The course offers an introduction to the most popular multivariate statistical techniques: principal components analysis, cluster analysis, discriminant analysis, correspondence analysis
Hardle, W. and Simar, L. (2012). Applied multivariate statistical analysis (3rd Edition). Springer-Verlag Berlin Heidelberg.
Further readings:
Johnson R.A., Wichern D.W. (2007). Applied Multivariate Statistical Analysis (6th Edition). Pearson, Prentice Hall.

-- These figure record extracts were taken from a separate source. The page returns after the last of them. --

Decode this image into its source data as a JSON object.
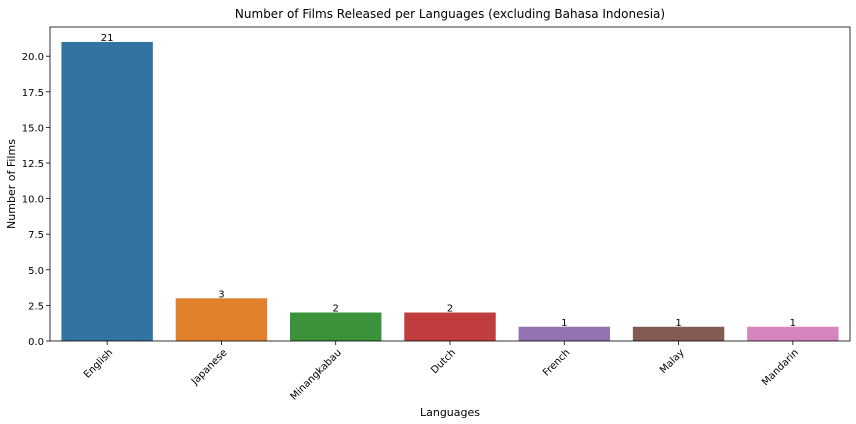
{
  "chart_data": {
    "type": "bar",
    "title": "Number of Films Released per Languages (excluding Bahasa Indonesia)",
    "xlabel": "Languages",
    "ylabel": "Number of Films",
    "categories": [
      "English",
      "Japanese",
      "Minangkabau",
      "Dutch",
      "French",
      "Malay",
      "Mandarin"
    ],
    "values": [
      21,
      3,
      2,
      2,
      1,
      1,
      1
    ],
    "data_labels": [
      "21",
      "3",
      "2",
      "2",
      "1",
      "1",
      "1"
    ],
    "colors": [
      "#3274a1",
      "#e1812c",
      "#3a923a",
      "#c03d3e",
      "#9372b2",
      "#845b53",
      "#d684bd"
    ],
    "ylim": [
      0,
      22.05
    ],
    "yticks": [
      0,
      2.5,
      5,
      7.5,
      10,
      12.5,
      15,
      17.5,
      20
    ],
    "ytick_labels": [
      "0.0",
      "2.5",
      "5.0",
      "7.5",
      "10.0",
      "12.5",
      "15.0",
      "17.5",
      "20.0"
    ],
    "grid": false,
    "legend": "none"
  }
}
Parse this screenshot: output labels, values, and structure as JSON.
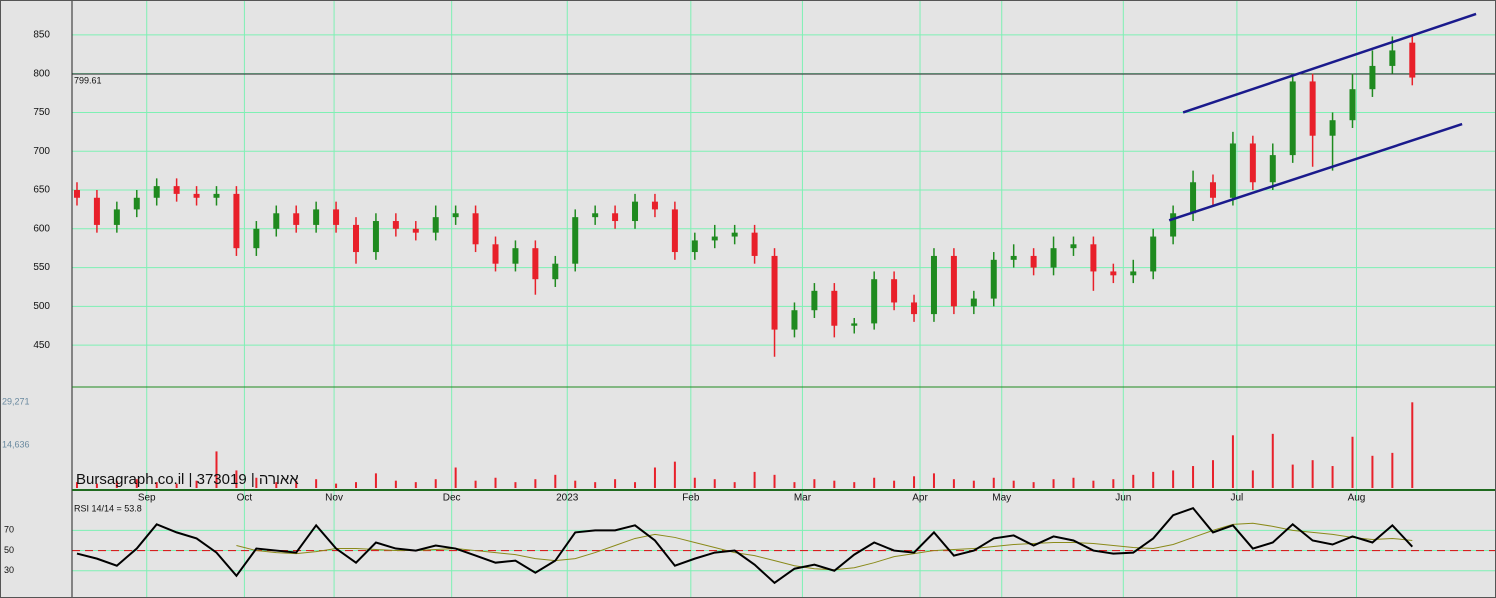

Zani, S. e Cerioli, A. (2007). Analisi dei dati e data mining per le decisioni aziendali. Giuffrè Milano
Learning Objectives
The course aims to provide knowledge and understanding of theory and practice of some popular multivariate techniques of dimension reduction, cluster analysis, discriminant analysis. Concerning the practical aspect, the course will involve the implementations of the considered techniques through the statistical software R.
Prerequisites
Preparatory courses:
STATISTICA I and ALGEBRA LINEARE E GEOMETRIA ANALITICA
Teaching Methods
Frontal lectures, exercises, and data lab sessions.
There will be also some
homework assignments, whose solutions will be subject of classroom discussion
Further information
Additional teaching materials will be provided during the course through the e-learning platform
Type of Assessment
Written exam (also including data analysis with R) and oral exam
Course program
1 Introduction to multivariate statistical analysis
1.1 Graphical representations of multivariate data
1.2 Random vectors and summary statistics
2 Multivariate distributions
2.1 Distribution and density functions
2.2 Moments of multivariate distributions
2.3 Transformations
2.4 The Multinormal Distribution and its elementary properties
3 Decomposition of data matrices by factors
3.1 Projecting rows in subspaces
3.2 Projecting columns in subspaces
3.3 Relations between subspaces
4 Principal Components Analysis
4.1 Principal Components
4.2 Selecting the number of Principal Components
4.3 Interpretation of results of Principal Component Analysis
5 Cluster Analysis
5.1 Proximity between objects
5.2 Clustering algorithms
6 Discriminant Analysis 6.1 Allocation rules for known distributions: Maximum Likelihood discriminant rule. Bayes discriminant rule. Minimization of the expected cost of misclassification.
6.2 Fisher Linear Discriminant Analysis
7 Simple Correspondence Analysis
7.1 Chi-Square decomposition and total inertia of a contingency matrix
7.2 Correspondence Analysis in practice